The Law Association of Zambia (LAZ) and local civil society organisations have also strongly criticised the proposed amendments, with many concerned that the Bill reverses progressive provisions in an existing Constitution that is already deeply flawed. The Oasis Forum - whose members include LAZ, the three church mother bodies and the Non-Governmental Organisations Coordinating Council – and the Zambia Congress of Trade Unions (ZCTU) have all called upon the Government to withdraw the Bill to allow for broader and meaningful consultation.
A case has been filed before the Constitutional Court to halt the proposed amendments.
LAZ has gone further to petition the Constitutional Court for: (a) a declaration that the Respondents’ (the President of the Republic of Zambia, the Attorney-General and the National Assembly) decision to the extent to which it seeks to amend the Constitution in the manner set out in the Constitution of Zambia (Amendment) Bill No. 10 of 2019, is unconstitutional; and (b) an order (of Certiorari) quashing the Bill. LAZ has also formally requested the Speaker of the National Assembly to suspend consideration of the Bill pending determination of the petition, but the Speaker has refused to accede to that request.
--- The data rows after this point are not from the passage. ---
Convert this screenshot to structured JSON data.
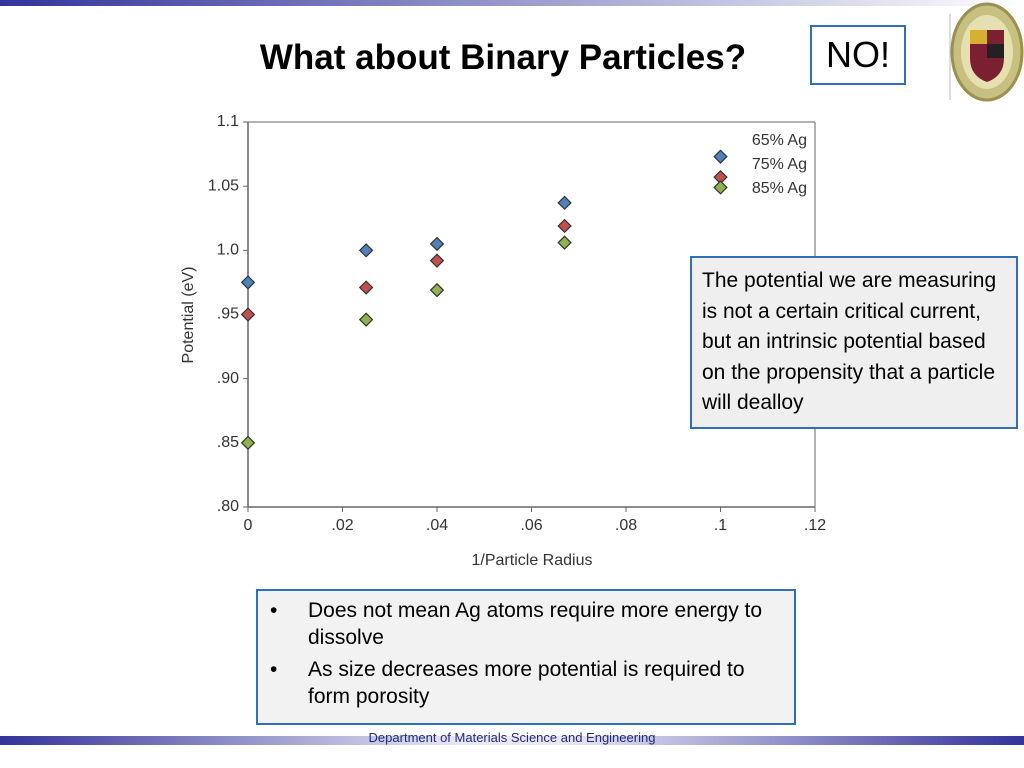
{
  "title": "What about Binary Particles?",
  "badge": "NO!",
  "note": "The potential we are measuring is not a certain critical current, but an intrinsic potential based on the propensity that a particle will dealloy",
  "bullets": [
    "Does not mean Ag atoms require more energy to dissolve",
    "As size decreases more potential is required to form porosity"
  ],
  "footer": "Department of Materials Science and Engineering",
  "chart_data": {
    "type": "scatter",
    "x_label": "1/Particle Radius",
    "y_label": "Potential (eV)",
    "x": [
      0,
      0.025,
      0.04,
      0.067,
      0.1
    ],
    "series": [
      {
        "name": "65% Ag",
        "color": "#4f81bd",
        "values": [
          0.975,
          1.0,
          1.005,
          1.037,
          1.073
        ]
      },
      {
        "name": "75% Ag",
        "color": "#c0504d",
        "values": [
          0.95,
          0.971,
          0.992,
          1.019,
          1.057
        ]
      },
      {
        "name": "85% Ag",
        "color": "#8db24e",
        "values": [
          0.85,
          0.946,
          0.969,
          1.006,
          1.049
        ]
      }
    ],
    "xlim": [
      0,
      0.12
    ],
    "ylim": [
      0.8,
      1.1
    ],
    "xticks": [
      0,
      {
        "value": 0.02,
        "label": ".02"
      },
      {
        "value": 0.04,
        "label": ".04"
      },
      {
        "value": 0.06,
        "label": ".06"
      },
      {
        "value": 0.08,
        "label": ".08"
      },
      {
        "value": 0.1,
        "label": ".1"
      },
      {
        "value": 0.12,
        "label": ".12"
      }
    ],
    "yticks": [
      {
        "value": 0.8,
        "label": ".80"
      },
      {
        "value": 0.85,
        "label": ".85"
      },
      {
        "value": 0.9,
        "label": ".90"
      },
      {
        "value": 0.95,
        "label": ".95"
      },
      {
        "value": 1.0,
        "label": "1.0"
      },
      1.05,
      1.1
    ],
    "legend": "upper right"
  }
}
Constitutional reform affords an important opportunity for the citizens of a country ‘to create a common vision of the future of a state, the outcomes of which can have profound and lasting impacts on peace and stability’. Nevertheless, as one commentator has aptly observed: ‘[t]he proposed 2019 constitution making process is deeply flawed and will fail to deliver a constitution that is legitimate and provides a framework for the democratic governance’ in the country. If adopted, the Constitution of Zambia (Amendment) Bill 2019 would potentially sow the seeds of constitutional and political crisis in Zambia.
Professor Cephas Lumina is an Advocate of the High Court of Zambia and formerly a Research Professor of Constitutional and Human Rights Law at the University of Fort Hare.